March 27, 2023
Gender and development (GAD), including the advancement of sexual and reproductive health and rights, are important aspects of climate action as it puts emphasis on the social determinants of health and socioeconomic-related impacts of climate change on women and girls. These are commonly indirect impacts of climate change.
Critical to gender-responsive adaptation is that we not only recognize these realities but there are appropriate actions implemented to address the underlying gender inequalities that worsen the vulnerabilities of women and girls across different backgrounds, ethnolinguistic groups, and communities.
Gender lens in the NCCAP and LCCAP guidelines is often justified through sex-disaggregated data or a quantitative representation of the most exposed groups to climate-related impacts.

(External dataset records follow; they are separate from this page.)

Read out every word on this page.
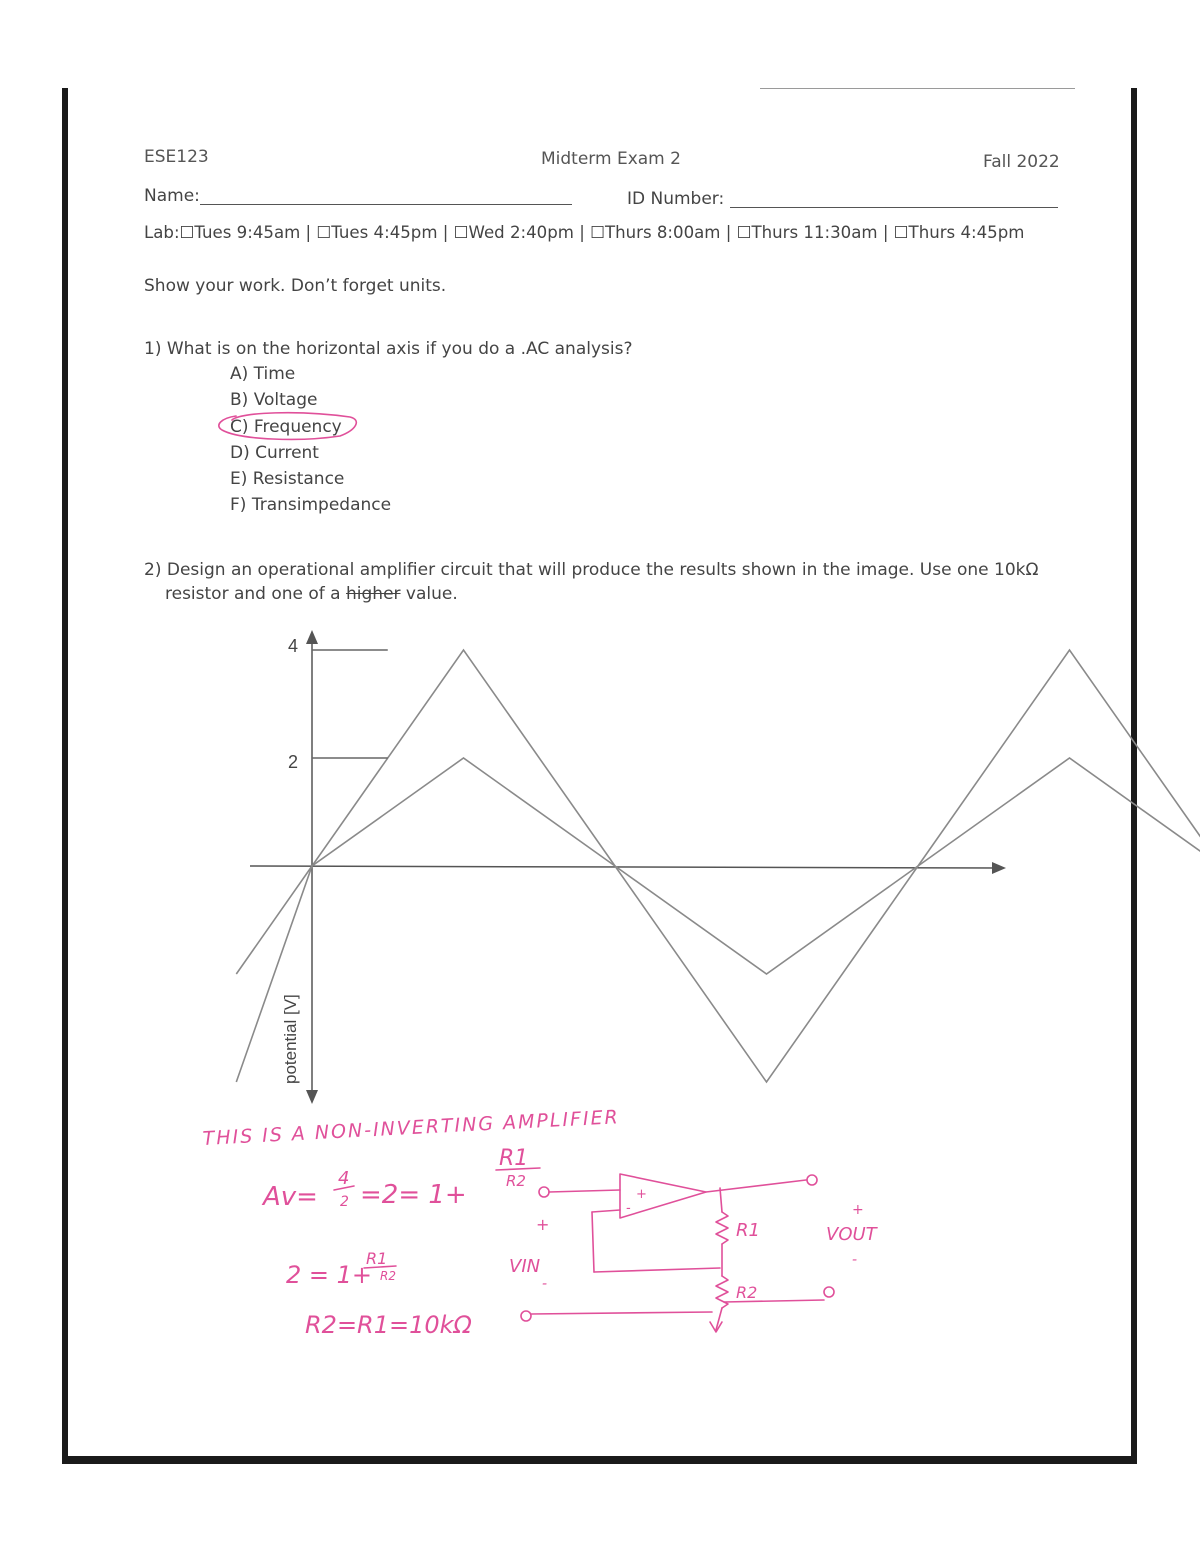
ESE123	Midterm Exam 2	Fall 2022
Name:	ID Number:
Lab:☐Tues 9:45am | ☐Tues 4:45pm | ☐Wed 2:40pm | ☐Thurs 8:00am | ☐Thurs 11:30am | ☐Thurs 4:45pm
Show your work. Don’t forget units.
1) What is on the horizontal axis if you do a .AC analysis?
A) Time
B) Voltage
C) Frequency
D) Current
E) Resistance
F) Transimpedance
2) Design an operational amplifier circuit that will produce the results shown in the image. Use one 10kΩ
resistor and one of a higher value.
4
2
potential [V]
THIS IS A NON-INVERTING AMPLIFIER
Av=
4
2 =2= 1+
R1
R2
2 = 1+
R1
R2
R2=R1=10kΩ
+
-
+
VIN
-
R1
R2
+
VOUT
-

Our call is to encourage a gender-responsive climate strategy, especially at the local level, that should go beyond the mandatory documentary requirements. If we really want to understand the gender-specific impacts of climate change, analysis of climate impacts should be simultaneous with gender analysis. And to do so would also require tackling other components such as health where SRHR comes in.
Integrating important elements of gender, health, SRHR, as well as access to livelihood, energy, mobility, social services, climate finance, and risk insurance, among others, would give far greater information about the realities on the ground while we proactively work on key issues including violence on women and children, and the burden of unpaid care work. Science and evidence-based data are needed in climate action, but how we make data meaningful for women and girls to compel communities to act needs to be continuously communicated.
Strengthening the multi-actor partnerships through research and capacity-building is important. This is to allow more diverse representation to fill gaps in the gendered analysis in climate assessments and to implement gender-responsive climate risk management strategies and action plans.
In our project, we had to innovate and create a community-driven data gathering using existing tools that would capture the nexus. For one, conducting a climate impact chain analysis can provide a basis for developing better and contextualized climate adaptation strategies and plans. We are used to analyzing the direct impacts but often generalize the indirect impacts such as the socioeconomic aspects, aggravated issues on gender inequalities, and even sexual reproductive health and rights.
We don’t have to create a new tool for this matter. Tools such as the Rapid Care Analysis (RCA) and the Adaptive Social Protection (ASP) analysis are publicly available and are widely practiced by different organizations. Integrating important elements of gender, health, SRHR, unpaid care work, as well as access to social services, climate finance, and risk insurance, among others, would give far greater information about the realities on the ground.
Adaptation finance must flow with urgency, which means looking at possible resources that can be blended, in this case, the use of the local government’s GAD fund to implement gender-responsive adaptation programs. Resources must become accessible to the communities in order to truly address vulnerabilities that impact women and girls the most.